While Melissa Rossi tends to the newborn, her husband has had to take on more household duties — cooking, cleaning and getting the kids ready for the day. Their oldest daughter, Brooklyn, 9, sometimes helps out in the mornings by waking up her dad — a task he struggles with, he said — and making the family pancakes for breakfast.

Dante Rossi said he is focused on doing what’s best for his family, but it has been hard not having his wife and new baby home.

A few weeks ago, when the family thought Leo might be released ahead of his surgery, Dante Rossi set up more balloons, put up a banner and wrote “Welcome Home Baby Leo” in a window of their Santa Rosa home.

It was another disappointment, however, when Leo ended up having to stay in the NICU, Dante Rossi said. He reluctantly took down most of the decorations.

“I just didn’t want to take them down until he was home,” he said.

But he left the message on the window as a reminder, he said, that his baby will be along soon.

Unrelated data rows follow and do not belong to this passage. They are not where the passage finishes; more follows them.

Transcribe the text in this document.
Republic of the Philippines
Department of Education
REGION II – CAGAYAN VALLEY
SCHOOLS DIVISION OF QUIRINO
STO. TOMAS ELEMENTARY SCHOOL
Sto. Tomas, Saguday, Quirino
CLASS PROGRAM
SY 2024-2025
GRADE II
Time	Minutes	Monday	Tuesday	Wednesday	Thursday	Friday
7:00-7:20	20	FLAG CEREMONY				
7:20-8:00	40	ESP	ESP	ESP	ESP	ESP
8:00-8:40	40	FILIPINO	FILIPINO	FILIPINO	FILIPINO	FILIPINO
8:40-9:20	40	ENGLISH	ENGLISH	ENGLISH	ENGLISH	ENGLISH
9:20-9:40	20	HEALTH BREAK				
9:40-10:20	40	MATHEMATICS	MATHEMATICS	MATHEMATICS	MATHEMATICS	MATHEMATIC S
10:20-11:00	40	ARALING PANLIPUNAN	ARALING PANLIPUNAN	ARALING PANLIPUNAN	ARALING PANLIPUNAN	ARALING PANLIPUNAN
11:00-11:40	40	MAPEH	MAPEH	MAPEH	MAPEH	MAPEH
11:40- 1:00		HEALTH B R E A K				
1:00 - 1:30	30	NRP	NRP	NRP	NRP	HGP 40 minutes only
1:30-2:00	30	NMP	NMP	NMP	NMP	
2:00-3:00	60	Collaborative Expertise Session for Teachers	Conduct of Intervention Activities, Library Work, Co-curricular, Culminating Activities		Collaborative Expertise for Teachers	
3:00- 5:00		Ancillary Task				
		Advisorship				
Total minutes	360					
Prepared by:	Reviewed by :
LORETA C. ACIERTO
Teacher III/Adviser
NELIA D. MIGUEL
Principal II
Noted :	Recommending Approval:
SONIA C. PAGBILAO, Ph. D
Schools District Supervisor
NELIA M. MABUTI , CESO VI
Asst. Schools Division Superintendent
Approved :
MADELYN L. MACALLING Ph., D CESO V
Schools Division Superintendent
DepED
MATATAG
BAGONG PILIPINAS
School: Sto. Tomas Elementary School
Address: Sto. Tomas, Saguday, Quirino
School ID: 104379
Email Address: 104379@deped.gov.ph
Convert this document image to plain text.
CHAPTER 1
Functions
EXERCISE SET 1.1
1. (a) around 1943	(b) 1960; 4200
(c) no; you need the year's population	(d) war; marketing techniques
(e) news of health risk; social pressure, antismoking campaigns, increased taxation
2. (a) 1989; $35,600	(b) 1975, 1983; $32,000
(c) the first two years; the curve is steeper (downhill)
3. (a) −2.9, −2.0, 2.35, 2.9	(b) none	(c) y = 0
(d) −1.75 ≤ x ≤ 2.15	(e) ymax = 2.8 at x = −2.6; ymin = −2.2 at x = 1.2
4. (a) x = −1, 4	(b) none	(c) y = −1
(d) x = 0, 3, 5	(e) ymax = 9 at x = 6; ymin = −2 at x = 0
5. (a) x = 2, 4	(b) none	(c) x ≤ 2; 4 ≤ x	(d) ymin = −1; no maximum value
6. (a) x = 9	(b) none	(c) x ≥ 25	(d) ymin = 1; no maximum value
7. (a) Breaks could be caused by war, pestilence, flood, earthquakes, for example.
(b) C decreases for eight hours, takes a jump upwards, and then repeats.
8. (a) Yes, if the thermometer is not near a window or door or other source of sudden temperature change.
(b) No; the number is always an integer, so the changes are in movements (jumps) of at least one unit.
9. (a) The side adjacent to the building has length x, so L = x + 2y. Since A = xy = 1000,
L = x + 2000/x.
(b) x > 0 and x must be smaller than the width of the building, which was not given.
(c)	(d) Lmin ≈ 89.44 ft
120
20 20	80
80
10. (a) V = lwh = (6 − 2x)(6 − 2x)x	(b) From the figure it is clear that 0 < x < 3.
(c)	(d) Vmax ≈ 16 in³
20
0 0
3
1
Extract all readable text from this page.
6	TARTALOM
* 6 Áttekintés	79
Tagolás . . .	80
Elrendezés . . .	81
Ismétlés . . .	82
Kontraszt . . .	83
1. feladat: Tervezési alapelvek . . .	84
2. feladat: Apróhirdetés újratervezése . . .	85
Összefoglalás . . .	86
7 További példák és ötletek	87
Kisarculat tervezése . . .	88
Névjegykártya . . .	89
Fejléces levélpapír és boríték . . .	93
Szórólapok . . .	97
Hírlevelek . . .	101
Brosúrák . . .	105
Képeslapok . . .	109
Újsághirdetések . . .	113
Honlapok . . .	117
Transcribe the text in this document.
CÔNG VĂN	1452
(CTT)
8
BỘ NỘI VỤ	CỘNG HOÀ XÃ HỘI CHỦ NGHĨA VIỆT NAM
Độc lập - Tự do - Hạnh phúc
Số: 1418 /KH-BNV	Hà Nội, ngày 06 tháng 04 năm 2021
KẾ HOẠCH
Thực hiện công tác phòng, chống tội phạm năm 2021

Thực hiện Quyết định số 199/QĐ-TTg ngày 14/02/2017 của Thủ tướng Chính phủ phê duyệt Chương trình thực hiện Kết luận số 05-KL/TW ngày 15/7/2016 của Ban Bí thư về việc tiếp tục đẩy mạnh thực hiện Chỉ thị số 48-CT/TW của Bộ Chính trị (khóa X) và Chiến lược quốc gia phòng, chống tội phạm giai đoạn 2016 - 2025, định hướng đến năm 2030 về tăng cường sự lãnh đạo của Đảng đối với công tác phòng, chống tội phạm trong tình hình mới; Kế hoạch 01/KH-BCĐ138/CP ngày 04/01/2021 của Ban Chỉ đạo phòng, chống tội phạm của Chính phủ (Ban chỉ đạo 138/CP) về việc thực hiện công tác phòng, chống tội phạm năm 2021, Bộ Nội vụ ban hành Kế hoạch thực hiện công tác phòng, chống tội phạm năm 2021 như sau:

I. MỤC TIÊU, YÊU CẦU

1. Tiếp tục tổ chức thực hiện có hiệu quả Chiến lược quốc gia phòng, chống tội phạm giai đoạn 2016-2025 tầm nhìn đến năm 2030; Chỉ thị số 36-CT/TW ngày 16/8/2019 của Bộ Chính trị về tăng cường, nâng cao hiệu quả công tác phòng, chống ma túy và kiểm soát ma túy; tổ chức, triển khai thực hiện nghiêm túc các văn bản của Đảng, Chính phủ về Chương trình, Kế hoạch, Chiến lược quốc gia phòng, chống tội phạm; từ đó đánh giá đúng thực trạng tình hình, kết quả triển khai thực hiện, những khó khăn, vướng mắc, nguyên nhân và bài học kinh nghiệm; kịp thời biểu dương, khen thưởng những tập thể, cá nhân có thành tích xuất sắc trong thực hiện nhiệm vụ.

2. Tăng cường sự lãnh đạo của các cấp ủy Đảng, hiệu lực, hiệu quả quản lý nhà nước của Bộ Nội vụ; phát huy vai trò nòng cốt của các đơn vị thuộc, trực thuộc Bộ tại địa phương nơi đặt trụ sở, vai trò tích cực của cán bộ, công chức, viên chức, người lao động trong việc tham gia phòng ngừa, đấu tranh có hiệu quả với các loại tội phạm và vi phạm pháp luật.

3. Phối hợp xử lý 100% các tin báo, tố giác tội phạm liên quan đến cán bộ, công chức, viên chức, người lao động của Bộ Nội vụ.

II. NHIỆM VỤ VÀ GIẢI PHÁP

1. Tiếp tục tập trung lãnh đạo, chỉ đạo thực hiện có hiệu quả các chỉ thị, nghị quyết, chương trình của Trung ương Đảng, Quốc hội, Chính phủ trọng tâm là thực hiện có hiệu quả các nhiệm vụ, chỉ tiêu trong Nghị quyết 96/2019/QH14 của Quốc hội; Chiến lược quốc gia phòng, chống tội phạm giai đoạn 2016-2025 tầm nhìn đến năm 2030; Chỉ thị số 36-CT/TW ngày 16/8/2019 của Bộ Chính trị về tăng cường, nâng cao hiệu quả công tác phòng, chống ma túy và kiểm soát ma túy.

As the homecoming kept getting pushed back, on Saturday the hospital allowed the rest of the family to meet baby Leo.

Almost immediately after Melissa Rossi stepped out of the NICU’s doors, the kids ran and crowded around their new brother. Lucca, 2, stopped first to kiss his mom before peering down at little Leo.

One by one, the siblings took turns holding the 7-pound, 5-ounce baby boy.

Brooklyn told her mom she understood why she had to stay with Leo and she wouldn’t have wanted him to be alone.

Vianna, 4, kept commenting on how perfect his eyes and face looked.

Lucca cupped the back of Leo’s head and repeated, “I love you, buddy.”

“I can’t kiss him with my mask on and I need to kiss him,” he added.

After Lucca’s turn holding Leo, he looked at his mom and asked the question she had been dreading all day: Could she and Leo come home now?

Her heart broke a little as she explained she had to stay, but she hoped she could bring Leo home soon. But she knew “soon” was not going to be quick enough — it would probably be another month away.

A GoFundMe has been started to help the Rossi family with Leo’s expenses, which include the nearly $35 a day Melissa Rossi has to pay for hospital parking.